Nel corso della serata – e dopo aver gustato dei meravigliosi piatti messicani preparati dalle sapienti mani della dea – Achille si era progressivamente rilassato, cominciando a vedere con occhi nuovi la sua protettrice.

Non che la presenza di Apollo, e i suoi sguardi raggelanti, non lo avessero preoccupato, ma la pacata risolutezza di Athena lo aveva fatto sentire al sicuro, niente affatto in pericolo.

Era quasi paradossale per uno come lui che, in tante sue vite, aveva combattuto per la gloria sotto diversi nomi – pur se il suo primo nome era rimasto il più famoso – ma gli aveva fatto piacere sentirsi così.
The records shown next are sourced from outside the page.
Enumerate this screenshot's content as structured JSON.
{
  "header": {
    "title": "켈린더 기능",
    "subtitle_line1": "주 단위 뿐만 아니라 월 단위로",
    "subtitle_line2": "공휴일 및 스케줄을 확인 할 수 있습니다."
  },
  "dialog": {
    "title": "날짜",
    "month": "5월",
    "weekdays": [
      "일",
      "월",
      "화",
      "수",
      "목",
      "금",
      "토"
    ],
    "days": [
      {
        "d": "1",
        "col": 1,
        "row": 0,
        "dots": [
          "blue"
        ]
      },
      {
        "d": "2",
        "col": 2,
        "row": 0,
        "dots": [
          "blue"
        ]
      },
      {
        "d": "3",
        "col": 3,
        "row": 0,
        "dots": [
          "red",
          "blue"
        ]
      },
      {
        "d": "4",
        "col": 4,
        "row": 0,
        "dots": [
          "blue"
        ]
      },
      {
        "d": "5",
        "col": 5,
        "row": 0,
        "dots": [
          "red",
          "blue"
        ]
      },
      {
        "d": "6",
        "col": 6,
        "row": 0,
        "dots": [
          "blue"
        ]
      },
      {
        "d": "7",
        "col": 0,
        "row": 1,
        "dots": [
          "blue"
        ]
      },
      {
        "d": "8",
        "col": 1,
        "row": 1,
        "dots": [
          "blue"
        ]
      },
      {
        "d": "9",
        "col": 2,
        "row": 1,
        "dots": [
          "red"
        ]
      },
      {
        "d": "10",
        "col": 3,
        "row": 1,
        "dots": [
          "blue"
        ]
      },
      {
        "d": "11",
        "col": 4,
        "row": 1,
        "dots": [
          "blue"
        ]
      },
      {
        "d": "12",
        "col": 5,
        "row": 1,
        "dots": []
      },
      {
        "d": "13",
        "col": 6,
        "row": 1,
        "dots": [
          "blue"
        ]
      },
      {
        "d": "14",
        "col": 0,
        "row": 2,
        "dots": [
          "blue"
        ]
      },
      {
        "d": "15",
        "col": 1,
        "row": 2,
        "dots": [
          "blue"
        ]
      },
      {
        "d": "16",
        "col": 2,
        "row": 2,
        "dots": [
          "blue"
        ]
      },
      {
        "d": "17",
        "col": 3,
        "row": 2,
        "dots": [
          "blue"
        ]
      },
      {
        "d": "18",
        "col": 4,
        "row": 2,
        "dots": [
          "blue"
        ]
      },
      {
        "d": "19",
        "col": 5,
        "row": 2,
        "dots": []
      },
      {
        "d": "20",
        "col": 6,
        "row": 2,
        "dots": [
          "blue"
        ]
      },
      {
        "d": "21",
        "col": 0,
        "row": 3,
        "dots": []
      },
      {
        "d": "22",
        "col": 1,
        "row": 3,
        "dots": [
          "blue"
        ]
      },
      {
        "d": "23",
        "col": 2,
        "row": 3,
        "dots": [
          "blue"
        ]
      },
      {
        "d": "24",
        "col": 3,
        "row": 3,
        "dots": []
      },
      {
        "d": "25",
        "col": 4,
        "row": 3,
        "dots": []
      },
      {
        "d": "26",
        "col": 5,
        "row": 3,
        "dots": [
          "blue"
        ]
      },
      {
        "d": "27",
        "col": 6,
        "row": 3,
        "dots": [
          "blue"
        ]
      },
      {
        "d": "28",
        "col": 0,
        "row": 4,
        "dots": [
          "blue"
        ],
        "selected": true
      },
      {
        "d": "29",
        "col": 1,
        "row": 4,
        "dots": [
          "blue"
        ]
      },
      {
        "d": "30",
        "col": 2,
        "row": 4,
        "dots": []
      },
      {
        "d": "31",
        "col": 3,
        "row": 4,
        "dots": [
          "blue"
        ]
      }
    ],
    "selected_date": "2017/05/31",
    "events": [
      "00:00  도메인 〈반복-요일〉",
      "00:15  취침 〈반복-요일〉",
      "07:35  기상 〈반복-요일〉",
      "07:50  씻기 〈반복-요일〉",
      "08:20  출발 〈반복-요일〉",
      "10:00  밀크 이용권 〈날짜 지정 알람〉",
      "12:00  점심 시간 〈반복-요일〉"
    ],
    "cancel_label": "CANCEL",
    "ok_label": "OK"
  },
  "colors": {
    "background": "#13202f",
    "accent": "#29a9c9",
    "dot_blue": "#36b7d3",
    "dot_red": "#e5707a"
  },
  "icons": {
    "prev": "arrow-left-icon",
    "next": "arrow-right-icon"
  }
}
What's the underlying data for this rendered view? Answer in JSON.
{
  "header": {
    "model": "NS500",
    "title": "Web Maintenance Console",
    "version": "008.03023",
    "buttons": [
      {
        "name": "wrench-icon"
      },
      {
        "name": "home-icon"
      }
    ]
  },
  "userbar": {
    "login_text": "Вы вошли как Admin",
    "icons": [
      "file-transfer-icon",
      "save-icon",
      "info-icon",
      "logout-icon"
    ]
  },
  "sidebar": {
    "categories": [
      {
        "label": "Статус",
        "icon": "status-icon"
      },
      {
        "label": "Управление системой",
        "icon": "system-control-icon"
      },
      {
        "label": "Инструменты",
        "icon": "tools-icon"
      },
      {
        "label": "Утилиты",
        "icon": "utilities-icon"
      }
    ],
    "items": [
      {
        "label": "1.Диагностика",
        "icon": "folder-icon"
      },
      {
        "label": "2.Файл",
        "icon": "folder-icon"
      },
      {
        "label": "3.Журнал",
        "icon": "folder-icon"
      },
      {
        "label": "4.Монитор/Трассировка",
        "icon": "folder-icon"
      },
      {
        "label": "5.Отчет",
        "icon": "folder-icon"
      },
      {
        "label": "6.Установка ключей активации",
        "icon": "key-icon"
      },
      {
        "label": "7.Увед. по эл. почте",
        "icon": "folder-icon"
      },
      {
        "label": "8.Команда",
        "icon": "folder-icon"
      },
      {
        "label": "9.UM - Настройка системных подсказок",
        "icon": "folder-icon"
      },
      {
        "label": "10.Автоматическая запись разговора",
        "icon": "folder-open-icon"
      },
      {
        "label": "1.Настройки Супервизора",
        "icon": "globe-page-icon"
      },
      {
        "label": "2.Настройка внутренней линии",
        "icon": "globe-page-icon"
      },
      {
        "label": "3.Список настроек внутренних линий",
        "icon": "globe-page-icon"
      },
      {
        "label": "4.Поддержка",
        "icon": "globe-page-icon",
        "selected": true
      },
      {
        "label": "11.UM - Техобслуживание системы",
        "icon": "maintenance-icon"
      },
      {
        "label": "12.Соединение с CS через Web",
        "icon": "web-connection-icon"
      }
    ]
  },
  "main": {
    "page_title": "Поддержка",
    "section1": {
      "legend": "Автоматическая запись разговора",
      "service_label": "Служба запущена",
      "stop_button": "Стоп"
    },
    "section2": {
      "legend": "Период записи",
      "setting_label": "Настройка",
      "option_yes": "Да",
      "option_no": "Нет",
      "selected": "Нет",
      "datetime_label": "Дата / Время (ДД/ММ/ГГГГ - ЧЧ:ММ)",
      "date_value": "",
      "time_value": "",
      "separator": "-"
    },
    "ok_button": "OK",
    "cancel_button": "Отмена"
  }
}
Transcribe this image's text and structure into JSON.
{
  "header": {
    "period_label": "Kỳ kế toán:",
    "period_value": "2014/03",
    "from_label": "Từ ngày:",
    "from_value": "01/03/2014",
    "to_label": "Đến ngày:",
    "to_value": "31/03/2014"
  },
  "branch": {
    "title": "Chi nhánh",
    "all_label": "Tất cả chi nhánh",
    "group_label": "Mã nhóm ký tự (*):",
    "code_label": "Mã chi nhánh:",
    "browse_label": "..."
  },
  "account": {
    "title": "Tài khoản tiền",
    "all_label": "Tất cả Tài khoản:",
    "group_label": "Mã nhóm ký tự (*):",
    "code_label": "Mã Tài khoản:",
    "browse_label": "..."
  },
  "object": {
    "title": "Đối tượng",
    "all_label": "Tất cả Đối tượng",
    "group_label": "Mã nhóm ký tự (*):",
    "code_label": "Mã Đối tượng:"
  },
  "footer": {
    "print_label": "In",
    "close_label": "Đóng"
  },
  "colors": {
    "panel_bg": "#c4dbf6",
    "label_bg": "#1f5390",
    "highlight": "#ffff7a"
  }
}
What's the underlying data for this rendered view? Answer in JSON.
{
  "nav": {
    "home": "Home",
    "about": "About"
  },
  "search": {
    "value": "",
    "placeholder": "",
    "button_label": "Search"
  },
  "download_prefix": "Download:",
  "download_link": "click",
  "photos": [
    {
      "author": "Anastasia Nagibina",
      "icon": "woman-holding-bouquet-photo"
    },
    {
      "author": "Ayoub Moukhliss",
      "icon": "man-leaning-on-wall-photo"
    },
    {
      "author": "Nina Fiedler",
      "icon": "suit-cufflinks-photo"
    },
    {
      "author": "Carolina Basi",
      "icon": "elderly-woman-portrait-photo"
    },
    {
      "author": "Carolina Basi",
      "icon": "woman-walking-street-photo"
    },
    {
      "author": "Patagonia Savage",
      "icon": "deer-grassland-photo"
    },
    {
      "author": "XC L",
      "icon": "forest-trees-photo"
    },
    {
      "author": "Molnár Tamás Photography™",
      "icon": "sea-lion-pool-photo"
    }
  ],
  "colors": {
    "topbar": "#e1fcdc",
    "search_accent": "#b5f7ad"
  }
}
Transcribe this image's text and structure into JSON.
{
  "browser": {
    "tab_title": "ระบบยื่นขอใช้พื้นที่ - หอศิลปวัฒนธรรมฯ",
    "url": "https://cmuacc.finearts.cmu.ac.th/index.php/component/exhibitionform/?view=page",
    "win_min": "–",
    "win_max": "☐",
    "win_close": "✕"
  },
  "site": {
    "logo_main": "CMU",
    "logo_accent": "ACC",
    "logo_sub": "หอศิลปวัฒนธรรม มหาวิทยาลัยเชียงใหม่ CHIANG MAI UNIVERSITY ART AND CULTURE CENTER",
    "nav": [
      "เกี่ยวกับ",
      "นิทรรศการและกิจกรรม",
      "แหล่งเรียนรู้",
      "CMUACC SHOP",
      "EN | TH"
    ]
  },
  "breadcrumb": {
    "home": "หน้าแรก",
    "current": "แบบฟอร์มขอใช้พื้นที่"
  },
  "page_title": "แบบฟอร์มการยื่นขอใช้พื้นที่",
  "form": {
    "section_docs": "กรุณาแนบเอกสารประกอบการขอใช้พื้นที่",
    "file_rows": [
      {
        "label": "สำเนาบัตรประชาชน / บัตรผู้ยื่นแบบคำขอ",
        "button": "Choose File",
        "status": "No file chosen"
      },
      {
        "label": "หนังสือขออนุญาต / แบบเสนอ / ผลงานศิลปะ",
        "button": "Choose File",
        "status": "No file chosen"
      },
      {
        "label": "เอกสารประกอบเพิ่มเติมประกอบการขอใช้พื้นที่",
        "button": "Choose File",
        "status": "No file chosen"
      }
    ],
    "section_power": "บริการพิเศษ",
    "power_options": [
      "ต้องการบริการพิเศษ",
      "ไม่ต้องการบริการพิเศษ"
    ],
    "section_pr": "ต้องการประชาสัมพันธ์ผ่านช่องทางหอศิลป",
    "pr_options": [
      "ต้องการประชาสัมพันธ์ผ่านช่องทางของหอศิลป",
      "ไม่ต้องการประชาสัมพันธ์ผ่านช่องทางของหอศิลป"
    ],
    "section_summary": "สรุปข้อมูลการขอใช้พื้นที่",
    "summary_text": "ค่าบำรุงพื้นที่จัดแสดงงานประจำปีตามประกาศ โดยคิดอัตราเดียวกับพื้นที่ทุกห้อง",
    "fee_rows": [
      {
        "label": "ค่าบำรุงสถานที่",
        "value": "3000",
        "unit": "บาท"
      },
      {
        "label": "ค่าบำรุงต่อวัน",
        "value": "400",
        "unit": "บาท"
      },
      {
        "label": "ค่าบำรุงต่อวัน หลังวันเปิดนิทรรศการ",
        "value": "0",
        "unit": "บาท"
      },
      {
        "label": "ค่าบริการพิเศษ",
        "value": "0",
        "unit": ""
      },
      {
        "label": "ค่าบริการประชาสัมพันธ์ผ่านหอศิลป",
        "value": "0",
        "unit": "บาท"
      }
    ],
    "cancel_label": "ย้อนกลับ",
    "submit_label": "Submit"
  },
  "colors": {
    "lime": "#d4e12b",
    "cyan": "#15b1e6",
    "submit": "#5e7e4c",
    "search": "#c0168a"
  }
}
Avendo deciso, in quella vita, di non puntare all’eroismo ma su qualcosa che mai, fino ad allora, aveva tentato prima, percepire il senso di protezione profuso dalla dea lo aveva fatto sentire al posto giusto, per una volta.

Fino a quel momento, infatti, la sua decisione di intraprendere l’altra via non aveva dato i risultati sperati e, a parte qualche breve infatuazione, nulla di buono era venuto dalla sua scelta.

Stranamente, però, ritrovarsi circondato da divinità e respirare di nuovo quell’aura di magia e incanto che, nella sua prima vita, aveva vissuto pienamente, lo aveva fatto sentire nuovamente vivo.

Che fosse quindi destinato a un solo genere di Fato? Che la madre lo avesse infine ingannato, prospettandogli due futuri possibili?

La sua vita doveva essere una continua lotta, per poi culminare con la morte in giovane età e la gloria?

«Sembri avere dei pensieri profondi, per uno che ha visto il suo dio rivale perdere smaccatamente ad Assassin’s Creed» chiosò la dea, poggiando gli avambracci sul parapetto in legno della veranda.

Tutto era silenzioso, intorno a loro, - tolto ovviamente il canto disperato di Apollo - e le fioche luci della città di San Josè si intravedevano appena, attraverso il fitto fogliame dei salici piangenti che crescevano nel giardino.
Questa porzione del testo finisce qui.